Weeks 43 & 44: critical force

What I did:

I tried to find my critical force, which is the maximum amount of force a climber can exert aerobically. I used the calculation from StrengthClimbing.com (they also do a good job of explaining the concept). I did 7/3 repeaters until failure at 80% of my max on a 20mm edge, at 60%, and at 50%. I managed to hold on for 95 seconds, 175 and 275 seconds respectively. I'm 75kg and the max amount of weight I can hangboard with is +32kg, which leads to a MVC of 107kg.

Results: Critical force of 358N, CF/BW of 48.6%, CF/MVC of 34.1%, and W' of 46418. My critical force and anaerobic endurance are very low for someone who wants to climb 8a, but I feel like my MVC is good enough for my goal. 

This study by Lattice was done with 1 hand, while I used both my hands... That probably means I can't use their data, but if I simply divide my CF/BW score by two, then my score would correspond with an expected climbing grade of 7a+ (5.12a).

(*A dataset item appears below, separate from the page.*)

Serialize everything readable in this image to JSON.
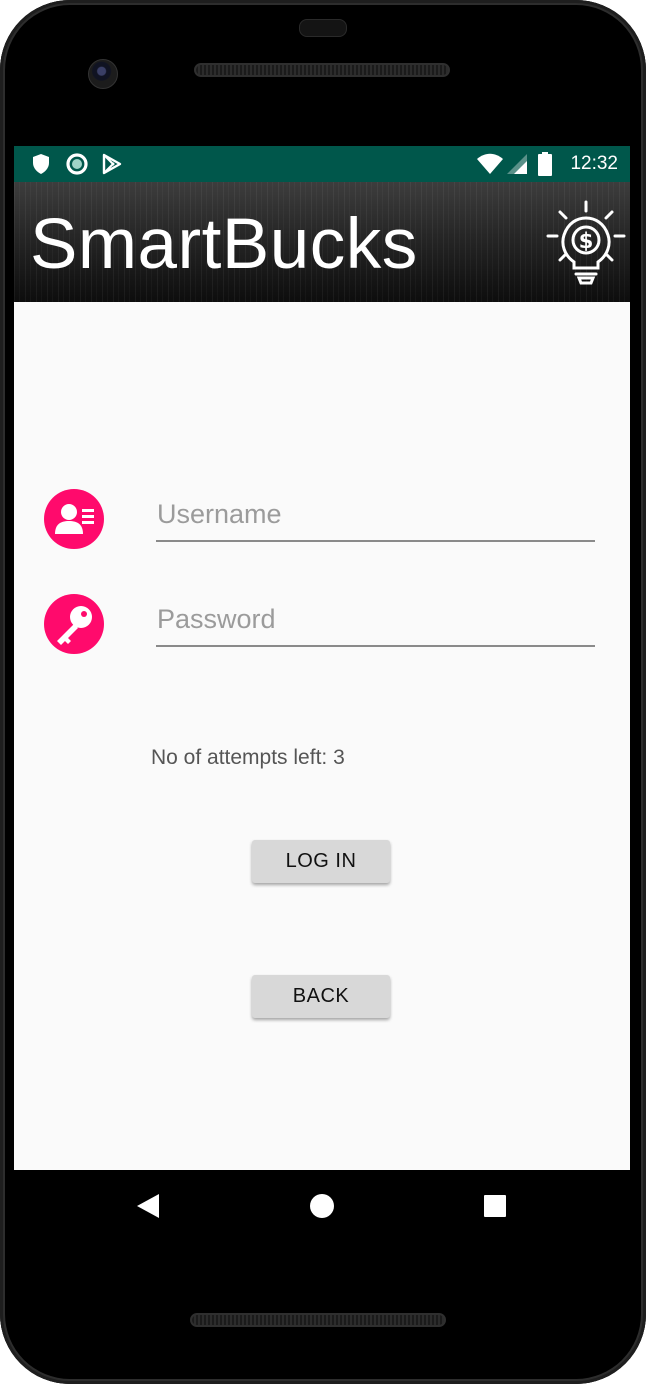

This might seem a bit depressing, but now that I know my critical force, I can train aerobically at the highest intensity and crank up the volume. I tried doing 10 minute repeaters at my critical force, but this didn't work out. StrengthClimbing recommended I do a pyramid of 7/3 repeaters instead, with 1 minute of rest in between. This comes down to: 1, 1, 2, 2, 3, 3, 4, 4, 3, 3, 2, 2, 1, and 1 minute of 7/3 repeaters at critical force intensity with 1 minute of rest in between. Workout is 45 minutes in total, total time under tension is 32 minutes. I'm planning on doing this 3 times a week.

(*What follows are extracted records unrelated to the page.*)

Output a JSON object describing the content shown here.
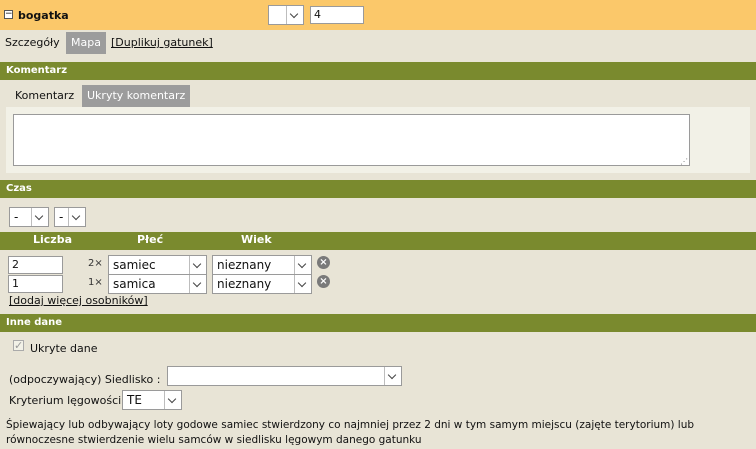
{
  "header": {
    "species_name": "bogatka",
    "expander_symbol": "−",
    "select_value": "",
    "number_value": "4"
  },
  "tabs": {
    "details": "Szczegóły",
    "map": "Mapa",
    "duplicate": "[Duplikuj gatunek]"
  },
  "comment_section": {
    "title": "Komentarz",
    "tab_comment": "Komentarz",
    "tab_hidden": "Ukryty komentarz",
    "text": ""
  },
  "time_section": {
    "title": "Czas",
    "select1": "-",
    "select2": "-"
  },
  "individuals": {
    "headers": {
      "count": "Liczba",
      "sex": "Płeć",
      "age": "Wiek"
    },
    "rows": [
      {
        "count": "2",
        "mult": "2×",
        "sex": "samiec",
        "age": "nieznany"
      },
      {
        "count": "1",
        "mult": "1×",
        "sex": "samica",
        "age": "nieznany"
      }
    ],
    "add_more": "[dodaj więcej osobników]",
    "remove_symbol": "×"
  },
  "other_section": {
    "title": "Inne dane",
    "hidden_data_label": "Ukryte dane",
    "hidden_data_checked": true,
    "habitat_label": "(odpoczywający) Siedlisko :",
    "habitat_value": "",
    "breeding_label": "Kryterium lęgowości",
    "breeding_value": "TE",
    "breeding_description": "Śpiewający lub odbywający loty godowe samiec stwierdzony co najmniej przez 2 dni w tym samym miejscu (zajęte terytorium) lub równoczesne stwierdzenie wielu samców w siedlisku lęgowym danego gatunku"
  },
  "colors": {
    "header_bg": "#fbc86a",
    "section_bar": "#7a8a2e",
    "page_bg": "#e8e4d6",
    "inactive_tab": "#9c9c9c"
  }
}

I started at an intensity of -40kg, and the plan is to slowly remove weight over the weeks before my trip to Spain in December. Honestly, any improvement would be a MASSIVE help for all the long endurance routes there!

I tried the critical force pyramid on hangboard, and afterwards felt so drained that I realised I needed a deload week. I took it easy, but starting next week my schedule will look like this:

  • Monday: rest
  • Tuesday: hard bouldering / board climbing
  • Wednesday: PT exercises and critical force pyramid on hangboard
  • Thursday: rest
  • Friday: either the same as Tuesday, or a rest day if climbing in the weekend
  • Weekend: outdoor climbing, or critical force pyramid on both days (and PT exercises on one day and cardio on the other)

This means more rest every week than I've had all year. I'm hoping this will help me recover from my injury, and get me ready for Spain. I'll try to stick with this schedule until my trip in December.

StrengthClimbing also made this visualisation, which makes it obvious how much I need to work on my aerobic endurance:

 

 

How I spent my time

Reflecting:  

The 10 minute repeaters were too pumpy, so I started doing pyramids instead following the advice from StrengthClimbing.com. I can see how having many 1 minute breaks will teach my body to recover faster, so I'm glad I'm changing protocols.

The pyramid is also quite pumpy as it's at my critical force. I found this quite surprising. At the peak (4 minute of repeaters followed by 1 minute of rest), I have a pump of about 7/10... but this level of pump is manageable and I can complete the protocol without any issues. I'm also surprised that doing the 45 minute workout isn't as boring as I thought it was. I enter a weird flow state every time, which somehow makes it less boring that the other aerobic exercises I've done earlier this year. 

I also managed to climb on a moonboard 2016 for the first time, and managed to do a couple of 6c benchmarks. This is the first good news I've had in a while, so I'm super psyched! Progress is definitely here, I just need to be patient. 

My hand (lumbrical injury) is still far from being healed. I'm going to the physiotherapist again, to have it looked at again.

I'm starting to realise that keeping track of my psych isn't as useful as I thought, because I tend to be psyched all the time :p

My pulling force, and how I'm feeling during the training, seems to be a much better metric to determine when I need some more rest. 

 

How I felt during training
My psych level (eagerness to train)

 

What will I do next time:

 The same, I'll try to stick with this schedule until my trip to Spain in December.

 

Statistics:

Pulling powerAverage2 weeks agoToday
Left 464243
Right 495552

 

 

Climbed 75 meters on real rock.

Climbed 50 meters of aerobic endurance laps (while doing movement drills).

Taken 7 falls while committing to the next move.

Biggest link in Glucose: 7 bolts (out of 12 in total). I won't be able to try Glucose anymore this year, so I'll stop keeping track of my biggest link.